One of the reasons may be because petroleum jelly is an occlusive. Unlike moisturizer, occlusives don’t deliver moisture, but rather reduce moisture loss. Likewise, “When you apply an occlusive, you’re enhancing the penetration of what’s underneath,” explains Dr. Shah. That said, if people are applying acne medication underneath the occlusive, it can increase the strength of the actives. Hence, the more dramatic results.
But, heed the dermatologists’ warning that layering petroleum jelly over skin-care actives can lead to dryness and irritation. (That’s why it’s not traditionally advised that you pair an occlusive with strong actives of any kind.) If you’re insistent on giving the trend a dry, Dr. Zeichner recommends a low concentration of benzoyl peroxide, like 2.5 percent, to avoid irritation. He recommends the Jori Daily Leave On Acne Treatment Mask from his skin-care brand. Paula’s Choice Clear Daily Skin Clearing Treatment also uses benzoyl peroxide at this concentration.
“I like using a regular moisturizer more than an occlusive because the three essential components of a good moisturizer are humectants, emollients, and occlusives,” says Hadley King, MD, a board-certified dermatologist in New York City. She notes that your skin needs all three. “You need the hydration from the humectants, the skin barrier support from the emollients and the locked-in moisture from the occlusive.”
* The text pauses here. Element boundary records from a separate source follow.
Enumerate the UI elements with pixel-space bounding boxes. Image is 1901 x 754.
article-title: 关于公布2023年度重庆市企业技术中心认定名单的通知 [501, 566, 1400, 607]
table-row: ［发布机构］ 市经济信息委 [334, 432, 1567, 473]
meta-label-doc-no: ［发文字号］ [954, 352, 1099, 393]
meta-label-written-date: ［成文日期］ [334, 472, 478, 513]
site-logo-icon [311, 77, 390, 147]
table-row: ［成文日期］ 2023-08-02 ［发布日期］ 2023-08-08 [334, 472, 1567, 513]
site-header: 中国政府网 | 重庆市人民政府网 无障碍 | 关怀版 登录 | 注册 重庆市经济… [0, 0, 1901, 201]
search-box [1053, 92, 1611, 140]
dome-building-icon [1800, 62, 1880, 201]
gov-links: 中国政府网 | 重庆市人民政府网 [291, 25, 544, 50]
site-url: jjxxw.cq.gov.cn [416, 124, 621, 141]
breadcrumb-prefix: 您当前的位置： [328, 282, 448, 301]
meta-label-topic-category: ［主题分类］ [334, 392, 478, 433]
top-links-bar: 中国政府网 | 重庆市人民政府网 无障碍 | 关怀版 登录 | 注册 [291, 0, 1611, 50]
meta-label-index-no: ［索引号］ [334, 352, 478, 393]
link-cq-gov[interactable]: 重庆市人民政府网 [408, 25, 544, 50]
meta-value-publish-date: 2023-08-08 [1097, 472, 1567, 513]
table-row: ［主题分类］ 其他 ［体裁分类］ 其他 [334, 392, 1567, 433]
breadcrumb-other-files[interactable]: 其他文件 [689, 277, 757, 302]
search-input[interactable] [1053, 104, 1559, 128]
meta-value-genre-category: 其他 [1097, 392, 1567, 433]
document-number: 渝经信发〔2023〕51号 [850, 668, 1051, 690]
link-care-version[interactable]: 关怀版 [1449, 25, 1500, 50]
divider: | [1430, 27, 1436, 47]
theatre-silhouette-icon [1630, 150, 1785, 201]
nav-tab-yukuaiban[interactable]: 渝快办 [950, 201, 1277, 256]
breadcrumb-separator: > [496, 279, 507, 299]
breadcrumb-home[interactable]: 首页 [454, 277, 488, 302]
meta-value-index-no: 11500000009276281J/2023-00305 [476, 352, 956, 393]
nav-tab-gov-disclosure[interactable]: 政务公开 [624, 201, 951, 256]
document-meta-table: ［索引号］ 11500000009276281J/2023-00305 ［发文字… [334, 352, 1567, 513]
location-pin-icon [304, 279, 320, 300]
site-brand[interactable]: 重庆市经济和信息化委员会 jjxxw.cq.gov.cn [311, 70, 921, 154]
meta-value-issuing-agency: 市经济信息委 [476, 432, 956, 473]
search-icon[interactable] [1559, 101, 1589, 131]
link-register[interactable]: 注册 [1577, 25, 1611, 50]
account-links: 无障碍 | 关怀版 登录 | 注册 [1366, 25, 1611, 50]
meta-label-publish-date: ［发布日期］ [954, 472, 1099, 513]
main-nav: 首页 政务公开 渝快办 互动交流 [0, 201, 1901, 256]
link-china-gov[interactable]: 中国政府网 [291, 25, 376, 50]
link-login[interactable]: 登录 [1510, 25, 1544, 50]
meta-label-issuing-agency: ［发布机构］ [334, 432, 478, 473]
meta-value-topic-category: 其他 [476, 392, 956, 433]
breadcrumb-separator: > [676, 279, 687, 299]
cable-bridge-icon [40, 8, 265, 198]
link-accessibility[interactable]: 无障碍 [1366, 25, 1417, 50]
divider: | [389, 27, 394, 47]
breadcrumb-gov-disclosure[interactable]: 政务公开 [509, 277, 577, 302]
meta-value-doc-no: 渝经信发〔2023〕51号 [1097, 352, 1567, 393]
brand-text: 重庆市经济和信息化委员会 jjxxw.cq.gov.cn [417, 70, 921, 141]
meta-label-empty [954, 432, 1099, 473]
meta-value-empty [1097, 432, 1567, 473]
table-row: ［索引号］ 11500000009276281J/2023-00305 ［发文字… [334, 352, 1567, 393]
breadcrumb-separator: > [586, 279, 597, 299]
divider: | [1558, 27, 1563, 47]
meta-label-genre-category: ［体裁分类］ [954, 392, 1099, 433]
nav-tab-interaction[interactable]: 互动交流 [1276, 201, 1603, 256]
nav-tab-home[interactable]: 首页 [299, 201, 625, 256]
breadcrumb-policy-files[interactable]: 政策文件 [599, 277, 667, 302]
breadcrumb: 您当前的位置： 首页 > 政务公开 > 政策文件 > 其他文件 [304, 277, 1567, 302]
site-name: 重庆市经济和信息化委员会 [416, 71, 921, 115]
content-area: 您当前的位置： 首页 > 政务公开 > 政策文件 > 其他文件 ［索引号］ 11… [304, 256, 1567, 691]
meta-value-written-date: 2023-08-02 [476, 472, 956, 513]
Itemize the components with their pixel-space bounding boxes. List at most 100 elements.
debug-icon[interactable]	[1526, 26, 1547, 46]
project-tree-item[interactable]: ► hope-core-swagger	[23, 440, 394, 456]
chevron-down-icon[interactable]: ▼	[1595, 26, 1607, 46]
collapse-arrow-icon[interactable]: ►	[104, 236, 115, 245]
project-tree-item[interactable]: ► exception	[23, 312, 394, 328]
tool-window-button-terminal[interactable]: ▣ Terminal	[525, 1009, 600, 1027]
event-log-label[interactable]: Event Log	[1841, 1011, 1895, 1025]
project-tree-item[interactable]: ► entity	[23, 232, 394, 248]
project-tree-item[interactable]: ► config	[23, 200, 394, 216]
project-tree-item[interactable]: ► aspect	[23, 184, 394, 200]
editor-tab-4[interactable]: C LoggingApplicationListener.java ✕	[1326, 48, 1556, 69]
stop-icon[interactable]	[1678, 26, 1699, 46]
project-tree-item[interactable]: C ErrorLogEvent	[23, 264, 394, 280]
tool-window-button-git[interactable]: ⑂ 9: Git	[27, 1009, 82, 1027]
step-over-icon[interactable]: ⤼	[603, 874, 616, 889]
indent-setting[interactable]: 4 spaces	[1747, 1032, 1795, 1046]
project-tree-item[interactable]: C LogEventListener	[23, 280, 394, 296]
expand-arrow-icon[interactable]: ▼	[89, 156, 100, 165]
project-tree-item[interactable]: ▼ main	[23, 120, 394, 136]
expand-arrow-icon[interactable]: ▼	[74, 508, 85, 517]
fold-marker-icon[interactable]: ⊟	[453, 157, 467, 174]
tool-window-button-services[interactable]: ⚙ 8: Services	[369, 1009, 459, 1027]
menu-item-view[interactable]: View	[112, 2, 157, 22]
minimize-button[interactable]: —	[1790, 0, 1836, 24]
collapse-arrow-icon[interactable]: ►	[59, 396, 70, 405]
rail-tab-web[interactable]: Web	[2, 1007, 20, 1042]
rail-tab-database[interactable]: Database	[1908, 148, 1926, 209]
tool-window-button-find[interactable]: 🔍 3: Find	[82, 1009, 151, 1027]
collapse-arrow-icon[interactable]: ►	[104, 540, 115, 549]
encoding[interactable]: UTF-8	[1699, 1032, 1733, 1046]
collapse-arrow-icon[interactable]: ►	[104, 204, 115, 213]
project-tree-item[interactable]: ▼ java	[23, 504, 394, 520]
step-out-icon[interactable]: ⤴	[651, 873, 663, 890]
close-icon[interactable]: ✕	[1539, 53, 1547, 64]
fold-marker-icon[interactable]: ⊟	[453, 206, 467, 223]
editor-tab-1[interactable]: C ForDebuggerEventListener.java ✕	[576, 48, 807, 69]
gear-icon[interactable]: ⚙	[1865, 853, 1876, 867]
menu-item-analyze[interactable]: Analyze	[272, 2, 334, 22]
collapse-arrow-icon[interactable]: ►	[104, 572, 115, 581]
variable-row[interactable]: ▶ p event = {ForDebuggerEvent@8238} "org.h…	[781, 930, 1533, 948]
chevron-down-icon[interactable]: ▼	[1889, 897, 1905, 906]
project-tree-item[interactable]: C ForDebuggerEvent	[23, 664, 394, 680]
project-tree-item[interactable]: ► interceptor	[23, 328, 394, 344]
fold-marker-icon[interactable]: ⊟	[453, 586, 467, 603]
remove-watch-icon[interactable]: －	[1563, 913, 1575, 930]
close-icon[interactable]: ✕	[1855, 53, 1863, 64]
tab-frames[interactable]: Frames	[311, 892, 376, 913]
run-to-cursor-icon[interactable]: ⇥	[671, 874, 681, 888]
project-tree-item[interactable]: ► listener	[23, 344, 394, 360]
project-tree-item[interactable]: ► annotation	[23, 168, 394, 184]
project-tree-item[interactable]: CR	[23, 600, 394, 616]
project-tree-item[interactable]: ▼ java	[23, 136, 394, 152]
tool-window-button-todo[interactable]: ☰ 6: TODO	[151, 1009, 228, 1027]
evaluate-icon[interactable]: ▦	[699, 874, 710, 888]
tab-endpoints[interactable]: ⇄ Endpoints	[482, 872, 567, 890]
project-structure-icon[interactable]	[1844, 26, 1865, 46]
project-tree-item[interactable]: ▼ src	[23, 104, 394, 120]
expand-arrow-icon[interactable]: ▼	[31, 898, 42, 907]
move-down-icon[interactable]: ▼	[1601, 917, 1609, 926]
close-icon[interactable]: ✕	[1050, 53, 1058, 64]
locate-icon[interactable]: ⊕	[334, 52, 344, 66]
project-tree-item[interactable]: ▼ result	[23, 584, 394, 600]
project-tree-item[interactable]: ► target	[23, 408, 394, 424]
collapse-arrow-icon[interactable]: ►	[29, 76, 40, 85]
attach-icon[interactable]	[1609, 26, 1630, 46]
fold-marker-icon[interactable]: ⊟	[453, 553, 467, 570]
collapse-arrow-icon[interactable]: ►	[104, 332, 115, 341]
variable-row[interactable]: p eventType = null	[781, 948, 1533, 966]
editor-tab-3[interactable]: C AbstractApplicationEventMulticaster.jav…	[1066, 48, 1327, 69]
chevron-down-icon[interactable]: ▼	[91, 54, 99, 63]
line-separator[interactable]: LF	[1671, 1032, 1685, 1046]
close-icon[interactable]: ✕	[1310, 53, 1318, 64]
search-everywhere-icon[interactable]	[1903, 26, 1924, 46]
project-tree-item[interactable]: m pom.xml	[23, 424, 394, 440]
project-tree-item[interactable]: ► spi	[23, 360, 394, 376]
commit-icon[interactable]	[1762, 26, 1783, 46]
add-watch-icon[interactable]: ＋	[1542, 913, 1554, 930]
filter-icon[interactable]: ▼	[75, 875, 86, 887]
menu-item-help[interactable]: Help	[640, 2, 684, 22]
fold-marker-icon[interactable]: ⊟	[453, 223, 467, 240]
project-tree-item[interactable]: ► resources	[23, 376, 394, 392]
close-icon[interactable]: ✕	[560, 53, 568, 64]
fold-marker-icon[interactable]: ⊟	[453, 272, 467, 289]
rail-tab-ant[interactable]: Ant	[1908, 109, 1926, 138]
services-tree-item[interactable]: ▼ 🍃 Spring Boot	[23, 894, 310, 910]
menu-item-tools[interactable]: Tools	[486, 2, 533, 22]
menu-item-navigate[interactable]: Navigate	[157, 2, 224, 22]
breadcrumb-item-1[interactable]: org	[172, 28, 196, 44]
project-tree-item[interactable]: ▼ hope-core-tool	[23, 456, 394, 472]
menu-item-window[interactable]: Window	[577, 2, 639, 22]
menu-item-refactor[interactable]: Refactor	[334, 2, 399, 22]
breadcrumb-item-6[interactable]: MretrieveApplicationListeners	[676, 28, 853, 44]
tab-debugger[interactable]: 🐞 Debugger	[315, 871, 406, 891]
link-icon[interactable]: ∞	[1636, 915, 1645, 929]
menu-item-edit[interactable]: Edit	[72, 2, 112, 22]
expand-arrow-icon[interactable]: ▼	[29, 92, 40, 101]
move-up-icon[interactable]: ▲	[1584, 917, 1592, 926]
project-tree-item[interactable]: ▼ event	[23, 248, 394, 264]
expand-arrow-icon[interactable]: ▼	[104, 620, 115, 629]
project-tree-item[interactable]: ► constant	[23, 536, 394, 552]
Dr. Shah agrees, and recommends a “thick moisturizing cream rather than an actual occlusive.” The regimen she recommends is to cleanse the face, apply an active (be it a retinol or an acne treatment) followed by moisturizer on top.
Petroleum Jelly for Acne: The TL;DR
Applying an occlusive over acne treatments may help strengthen the actives and, thus, deliver results. That said, slugging for acne isn’t for everyone, and experts warn that doing so could lead to irritation or worsened acne. It’s recommended that you speak to your dermatologist before giving the trend a try.